Subject: Consultants: dim or delete the non-compete?
From: "Hart, Geoff" <Geoff-H -at- MTL -dot- FERIC -dot- CA>
To: "TECHWR-L" <techwr-l -at- lists -dot- raycomm -dot- com>
Date: Fri, 15 Mar 2002 09:24:24 -0500

Robert Kennedy wondered: <<I'm looking at a very good consulting opportunity
that fits my background perfectly -- which also fits very few people in my
region. (The client has been looking for months for someone with my specific
background.) It's short term and lucrative, but I've been recruited for the
offer by an agency. I've been able to negotiate down a 1-year non-compete
before, but I've never been able to eliminate it... Have you ever been able
to leverage your unique skills to either diminish or delete the non-compete

I haven't freelanced through an agency before, so treat my comments as
theoretical; apply your own reality check rigorously.

In the agency's defence, they've found you work you might not otherwise have
been aware of, and deserve some compensation for that effort on your
behalf--a finder's fee at the very least.

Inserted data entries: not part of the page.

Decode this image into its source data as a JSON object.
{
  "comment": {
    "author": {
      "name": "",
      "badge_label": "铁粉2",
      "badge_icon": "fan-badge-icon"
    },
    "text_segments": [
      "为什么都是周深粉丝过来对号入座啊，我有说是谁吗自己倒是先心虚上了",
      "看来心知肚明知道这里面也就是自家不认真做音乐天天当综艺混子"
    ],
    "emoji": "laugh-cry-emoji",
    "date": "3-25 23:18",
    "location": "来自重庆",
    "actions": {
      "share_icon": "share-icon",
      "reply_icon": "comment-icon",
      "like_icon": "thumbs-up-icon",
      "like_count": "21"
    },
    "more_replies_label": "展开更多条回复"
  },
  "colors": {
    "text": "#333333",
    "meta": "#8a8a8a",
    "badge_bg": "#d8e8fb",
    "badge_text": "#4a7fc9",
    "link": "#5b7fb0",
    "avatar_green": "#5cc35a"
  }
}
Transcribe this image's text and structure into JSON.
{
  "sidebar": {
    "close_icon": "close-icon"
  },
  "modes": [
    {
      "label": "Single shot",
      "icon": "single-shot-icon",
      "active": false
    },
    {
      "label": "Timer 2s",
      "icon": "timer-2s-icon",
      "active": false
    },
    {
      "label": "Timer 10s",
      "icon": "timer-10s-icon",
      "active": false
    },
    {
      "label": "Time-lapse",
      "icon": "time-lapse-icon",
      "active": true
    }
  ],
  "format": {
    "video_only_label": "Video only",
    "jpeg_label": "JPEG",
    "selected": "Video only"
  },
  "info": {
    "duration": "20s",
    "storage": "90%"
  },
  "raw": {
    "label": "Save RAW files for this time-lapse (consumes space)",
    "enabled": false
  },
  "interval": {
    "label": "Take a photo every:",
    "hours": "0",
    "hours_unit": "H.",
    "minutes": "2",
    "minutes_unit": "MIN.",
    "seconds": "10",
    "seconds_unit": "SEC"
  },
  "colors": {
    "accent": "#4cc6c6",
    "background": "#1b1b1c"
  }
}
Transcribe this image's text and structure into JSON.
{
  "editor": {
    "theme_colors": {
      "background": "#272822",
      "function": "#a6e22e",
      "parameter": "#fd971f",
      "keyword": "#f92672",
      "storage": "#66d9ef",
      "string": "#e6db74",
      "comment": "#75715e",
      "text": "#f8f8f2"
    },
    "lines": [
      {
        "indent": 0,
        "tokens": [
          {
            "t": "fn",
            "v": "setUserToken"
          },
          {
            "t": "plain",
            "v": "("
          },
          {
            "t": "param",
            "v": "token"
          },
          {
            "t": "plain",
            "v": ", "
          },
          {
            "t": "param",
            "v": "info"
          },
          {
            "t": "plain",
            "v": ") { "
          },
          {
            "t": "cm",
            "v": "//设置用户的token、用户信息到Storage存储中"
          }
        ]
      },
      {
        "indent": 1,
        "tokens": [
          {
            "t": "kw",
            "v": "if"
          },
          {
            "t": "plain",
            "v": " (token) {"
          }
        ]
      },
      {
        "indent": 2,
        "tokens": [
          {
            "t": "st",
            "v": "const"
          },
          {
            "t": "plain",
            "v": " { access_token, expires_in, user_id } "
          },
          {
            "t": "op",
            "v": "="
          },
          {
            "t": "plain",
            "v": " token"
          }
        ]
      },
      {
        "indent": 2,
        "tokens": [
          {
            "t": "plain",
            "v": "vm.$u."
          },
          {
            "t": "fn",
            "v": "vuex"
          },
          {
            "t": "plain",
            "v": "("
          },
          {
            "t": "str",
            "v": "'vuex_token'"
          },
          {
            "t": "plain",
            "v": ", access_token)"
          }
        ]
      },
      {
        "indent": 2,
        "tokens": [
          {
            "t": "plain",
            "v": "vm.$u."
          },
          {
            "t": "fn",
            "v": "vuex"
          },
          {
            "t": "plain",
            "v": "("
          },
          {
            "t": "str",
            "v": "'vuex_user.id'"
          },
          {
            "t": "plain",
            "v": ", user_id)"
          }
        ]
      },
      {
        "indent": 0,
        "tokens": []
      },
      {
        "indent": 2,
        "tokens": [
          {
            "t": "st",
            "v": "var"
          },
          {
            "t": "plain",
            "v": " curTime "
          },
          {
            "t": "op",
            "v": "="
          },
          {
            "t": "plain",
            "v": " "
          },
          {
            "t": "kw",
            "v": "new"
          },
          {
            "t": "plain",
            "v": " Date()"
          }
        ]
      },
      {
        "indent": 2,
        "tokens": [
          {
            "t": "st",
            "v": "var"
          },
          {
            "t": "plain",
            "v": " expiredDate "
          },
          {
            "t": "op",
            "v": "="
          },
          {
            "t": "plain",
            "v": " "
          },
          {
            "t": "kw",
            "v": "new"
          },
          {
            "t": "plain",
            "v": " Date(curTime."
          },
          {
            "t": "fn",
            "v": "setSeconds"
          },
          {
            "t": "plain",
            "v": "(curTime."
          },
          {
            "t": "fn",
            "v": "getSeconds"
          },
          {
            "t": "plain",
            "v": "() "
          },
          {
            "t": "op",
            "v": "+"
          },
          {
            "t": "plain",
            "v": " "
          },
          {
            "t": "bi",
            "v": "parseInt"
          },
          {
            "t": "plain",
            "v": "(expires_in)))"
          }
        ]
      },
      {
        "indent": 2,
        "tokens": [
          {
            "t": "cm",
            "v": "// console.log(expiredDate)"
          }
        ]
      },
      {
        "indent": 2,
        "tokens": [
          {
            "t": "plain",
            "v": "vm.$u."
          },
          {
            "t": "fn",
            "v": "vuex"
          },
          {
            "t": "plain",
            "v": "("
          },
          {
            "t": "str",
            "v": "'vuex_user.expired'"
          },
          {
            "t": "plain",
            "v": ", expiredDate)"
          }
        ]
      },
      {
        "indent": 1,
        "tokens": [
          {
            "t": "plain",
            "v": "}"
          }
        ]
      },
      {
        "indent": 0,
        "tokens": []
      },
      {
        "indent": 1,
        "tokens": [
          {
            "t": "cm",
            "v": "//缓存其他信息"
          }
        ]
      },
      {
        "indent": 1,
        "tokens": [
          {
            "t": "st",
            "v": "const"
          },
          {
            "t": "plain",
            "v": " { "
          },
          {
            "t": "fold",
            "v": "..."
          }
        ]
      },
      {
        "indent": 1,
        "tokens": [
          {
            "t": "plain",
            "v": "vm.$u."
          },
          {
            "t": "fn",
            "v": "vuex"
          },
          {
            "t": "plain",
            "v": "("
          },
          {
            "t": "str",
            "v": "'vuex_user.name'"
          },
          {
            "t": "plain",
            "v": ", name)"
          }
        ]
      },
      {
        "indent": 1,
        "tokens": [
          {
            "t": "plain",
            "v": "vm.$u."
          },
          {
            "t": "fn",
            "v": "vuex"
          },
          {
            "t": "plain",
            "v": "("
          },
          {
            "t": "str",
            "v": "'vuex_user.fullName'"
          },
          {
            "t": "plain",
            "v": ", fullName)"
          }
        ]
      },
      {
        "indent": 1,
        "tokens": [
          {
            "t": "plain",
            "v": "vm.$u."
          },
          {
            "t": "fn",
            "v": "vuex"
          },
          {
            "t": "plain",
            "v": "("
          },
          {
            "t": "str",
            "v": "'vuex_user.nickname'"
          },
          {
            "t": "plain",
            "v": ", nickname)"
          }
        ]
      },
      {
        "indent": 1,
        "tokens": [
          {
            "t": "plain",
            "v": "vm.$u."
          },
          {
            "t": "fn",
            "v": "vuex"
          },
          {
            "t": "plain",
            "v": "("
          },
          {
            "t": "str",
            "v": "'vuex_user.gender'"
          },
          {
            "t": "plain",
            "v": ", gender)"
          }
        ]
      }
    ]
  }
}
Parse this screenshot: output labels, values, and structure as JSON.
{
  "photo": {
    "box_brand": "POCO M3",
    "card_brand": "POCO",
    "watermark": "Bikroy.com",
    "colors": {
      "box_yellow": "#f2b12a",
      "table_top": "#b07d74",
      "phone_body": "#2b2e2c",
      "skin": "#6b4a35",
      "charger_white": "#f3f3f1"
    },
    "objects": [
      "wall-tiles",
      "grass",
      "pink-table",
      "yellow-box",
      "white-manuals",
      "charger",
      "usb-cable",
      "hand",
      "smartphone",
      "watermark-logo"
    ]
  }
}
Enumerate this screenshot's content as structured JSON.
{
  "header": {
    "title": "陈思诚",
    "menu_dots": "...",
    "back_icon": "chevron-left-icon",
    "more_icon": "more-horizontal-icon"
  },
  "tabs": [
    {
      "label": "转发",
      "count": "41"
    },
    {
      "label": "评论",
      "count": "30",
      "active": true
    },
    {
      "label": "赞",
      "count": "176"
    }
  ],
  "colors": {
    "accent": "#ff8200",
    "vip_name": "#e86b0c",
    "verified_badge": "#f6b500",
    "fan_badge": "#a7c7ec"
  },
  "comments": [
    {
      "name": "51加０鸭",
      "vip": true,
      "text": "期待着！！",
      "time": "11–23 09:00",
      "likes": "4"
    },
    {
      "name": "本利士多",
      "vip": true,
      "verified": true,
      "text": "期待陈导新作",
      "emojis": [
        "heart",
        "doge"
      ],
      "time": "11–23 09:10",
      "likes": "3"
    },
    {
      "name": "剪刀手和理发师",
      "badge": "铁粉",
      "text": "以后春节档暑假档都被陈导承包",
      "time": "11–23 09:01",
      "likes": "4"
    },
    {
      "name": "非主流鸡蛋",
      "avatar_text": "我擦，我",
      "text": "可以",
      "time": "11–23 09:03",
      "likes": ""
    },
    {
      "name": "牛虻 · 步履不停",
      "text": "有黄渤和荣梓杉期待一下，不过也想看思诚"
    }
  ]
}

If you've already signed a
contract with them, then you're more or less bound to follow the terms of
that contract--"less" because you can always try to renegotiate, and it
sounds like you have a strong bargaining position. Treat them right, and
they'll be happy to continue working to find you work in the future, and
that's surely a good thing.

In your defence, it's worth noting that if you haven't signed the contract,
then nothing stops you from making a cold call on that company and selling
them your services by yourself, thereby cutting out the agency. (But note
that if _they've_ signed a contract with the agency, then the terms of their
contract may prevent them from legally hiring you.) Cutting the agency out
of the loop will certainly earn you more money, and minimize the number of
strings attached to your future work (i.e., no non-compete agreement), but
might earn you enough bad kharma to make your life miserable in future;
among other things, the agency may drop you from their list of contractors
and urge other agencies to do so too.

All that being said, why not discuss these points with your agency contact
and offer a compromise. "I'll be happy to accept this first contract via the
agency, since you deserve compensation for finding me the job, but I don't
want to sign any noncompete. If you want me to do such jobs in future--don't
forget that I'm a unique resource--I'll be happy to work on the same basis:
find me a job with a new company, and I'll do the first one under contract
to you, but with no non-compete. And, of course, where I'm just one of many
who can do the job, I'm still happy to work under the regular contract with
you. We each win, and we get to keep working together."

If they won't buy that, then you've got to decide carefully which option
works best for you, and which risks you're prepared to take.